Breeding along the lines marked out by Mendel at once became the most popular method of attack, among those who were studying heredity. It became an extremely complicated subject, which can not be grasped without extended study, but its fundamentals can be briefly summarized.

Inherited differences in individuals, it will be admitted, are due to differences in their germ-plasms. It is convenient to think of these differences in germ-plasms (that is, differences in heredity) as being due to the presence in the germ-plasm of certain hypothetical units, which are usually referred to as factors. The factor, nowadays, is the ultimate unit of Mendelian research. Each of these factors is considered to be nearly or quite constant,—that is, it undergoes little, or no change from generation to generation. It is ordinarily resistant to "contamination" by other factors with which it may come in contact in the cell. The first fundamental principle of Mendelism, then, is the existence of relatively constant units, the Mendelian factors, as the basis for transmission of all the traits that go to make up an animal or plant.

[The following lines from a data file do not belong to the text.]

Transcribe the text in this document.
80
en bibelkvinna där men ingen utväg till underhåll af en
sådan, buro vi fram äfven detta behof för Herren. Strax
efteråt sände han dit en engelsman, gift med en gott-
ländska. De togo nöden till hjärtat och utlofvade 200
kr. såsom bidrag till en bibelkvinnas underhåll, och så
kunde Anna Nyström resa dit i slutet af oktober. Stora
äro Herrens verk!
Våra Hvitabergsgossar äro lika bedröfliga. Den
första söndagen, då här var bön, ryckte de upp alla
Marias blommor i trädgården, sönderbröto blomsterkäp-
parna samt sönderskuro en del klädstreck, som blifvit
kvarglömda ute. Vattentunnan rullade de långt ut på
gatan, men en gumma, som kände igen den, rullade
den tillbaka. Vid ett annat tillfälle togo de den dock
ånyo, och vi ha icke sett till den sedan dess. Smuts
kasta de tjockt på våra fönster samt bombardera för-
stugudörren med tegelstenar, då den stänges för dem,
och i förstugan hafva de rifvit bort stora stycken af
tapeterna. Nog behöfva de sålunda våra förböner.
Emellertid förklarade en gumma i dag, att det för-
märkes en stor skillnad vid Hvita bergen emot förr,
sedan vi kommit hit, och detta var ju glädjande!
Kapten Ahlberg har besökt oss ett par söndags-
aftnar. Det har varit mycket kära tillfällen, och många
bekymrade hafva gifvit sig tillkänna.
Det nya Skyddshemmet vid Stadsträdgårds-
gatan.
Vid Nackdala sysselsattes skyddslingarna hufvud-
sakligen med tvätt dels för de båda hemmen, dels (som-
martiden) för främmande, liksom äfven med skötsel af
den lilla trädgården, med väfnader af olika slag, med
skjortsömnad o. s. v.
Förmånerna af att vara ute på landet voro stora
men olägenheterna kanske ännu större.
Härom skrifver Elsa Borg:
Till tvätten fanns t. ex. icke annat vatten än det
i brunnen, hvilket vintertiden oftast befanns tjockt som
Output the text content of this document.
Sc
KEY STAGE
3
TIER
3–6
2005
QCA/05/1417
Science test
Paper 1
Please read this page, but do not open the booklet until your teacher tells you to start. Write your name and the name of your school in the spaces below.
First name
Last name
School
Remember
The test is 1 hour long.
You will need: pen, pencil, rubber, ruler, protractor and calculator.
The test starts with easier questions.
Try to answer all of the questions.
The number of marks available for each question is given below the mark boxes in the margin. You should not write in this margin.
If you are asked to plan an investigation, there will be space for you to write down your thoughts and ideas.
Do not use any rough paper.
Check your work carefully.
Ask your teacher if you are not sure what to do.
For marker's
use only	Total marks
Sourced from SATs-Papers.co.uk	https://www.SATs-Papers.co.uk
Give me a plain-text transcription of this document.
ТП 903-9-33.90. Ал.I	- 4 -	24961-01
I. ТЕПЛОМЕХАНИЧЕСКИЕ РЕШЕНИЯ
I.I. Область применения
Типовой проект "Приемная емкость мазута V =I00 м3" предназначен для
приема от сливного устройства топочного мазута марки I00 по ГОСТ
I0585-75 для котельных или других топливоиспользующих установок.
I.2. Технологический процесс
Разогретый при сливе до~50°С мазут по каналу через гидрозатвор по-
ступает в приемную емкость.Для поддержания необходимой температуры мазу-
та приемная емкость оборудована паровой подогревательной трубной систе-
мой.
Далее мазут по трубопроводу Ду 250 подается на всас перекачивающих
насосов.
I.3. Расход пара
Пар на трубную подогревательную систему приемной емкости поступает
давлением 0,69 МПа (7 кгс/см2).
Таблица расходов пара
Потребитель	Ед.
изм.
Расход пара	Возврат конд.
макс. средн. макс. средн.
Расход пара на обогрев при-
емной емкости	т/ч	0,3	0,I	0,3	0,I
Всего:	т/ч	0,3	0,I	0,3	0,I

Experimental breeding gives reason to believe that each factor has one or more alternatives, which may take its place in the mechanism of heredity, thereby changing the visible character of the individual plant or animal in which it occurs. To put the matter a little differently, one germ-cell differs from another in having alternatives present in place of some of the factors of the latter. A given germ-cell can never have more than one of the possible alternatives of each factor. These alternatives of a factor are called its allelomorphs.

Now a mature germ-cell has a single system of these factors: but when two germ-cells unite, there result from that union two kinds of cells—namely, immature germ-cells and body-cells; and both these kinds of cells contain a double system of factors, because of course they have received a single entire system from each parent. This is the second of the fundamental principles of Mendelism: that the factors are single in the mature germ-cell, but in duplicate in the body-cell (and also in the immature germ-cell).

In every cell with a double system of factors, there are necessarily present two representatives from each set of allelomorphs, but these may or may not be alike—or in technical language the individual may be homozygous, or heterozygous, as regards the given set of alternative factors. Looking at it from another angle, there is a single visible character in the plant or animal, but it is produced by a double factor, in the germ-plasm.

When the immature germ-cell, with its double system of factors, matures, it throws out half the factors, retaining only a single system: and the allelomorphic factors which then segregate into different cells are, as has been said above, ordinarily uninfluenced by their stay together.

But the allelomorphic factors are not the only ones which are segregated into different germ-cells, at the maturation of the cell; for the factors which are not alternative are likewise distributed, more or less independently of each other, so that it is largely a matter of chance whether factors which enter a cross in the same germ-cell, segregate into the same germ-cell or different ones, in the next generation. This is the next fundamental principle of Mendelism, usually comprehended under the term "segregation," although, as has been pointed out, it is really a double process, the segregation of alternative factors being a different thing from the segregation of non-alternative factors.

From this fact of segregation, it follows that as many kinds of germ-cells can be formed by an individual, as there are possible combinations of factors, on taking one alternative from each pair of allelomorphs present. In practice, this means that the possible number of different germ-cells is almost infinitely great, as would perhaps be suspected by anyone who has tried to find two living things that are just alike.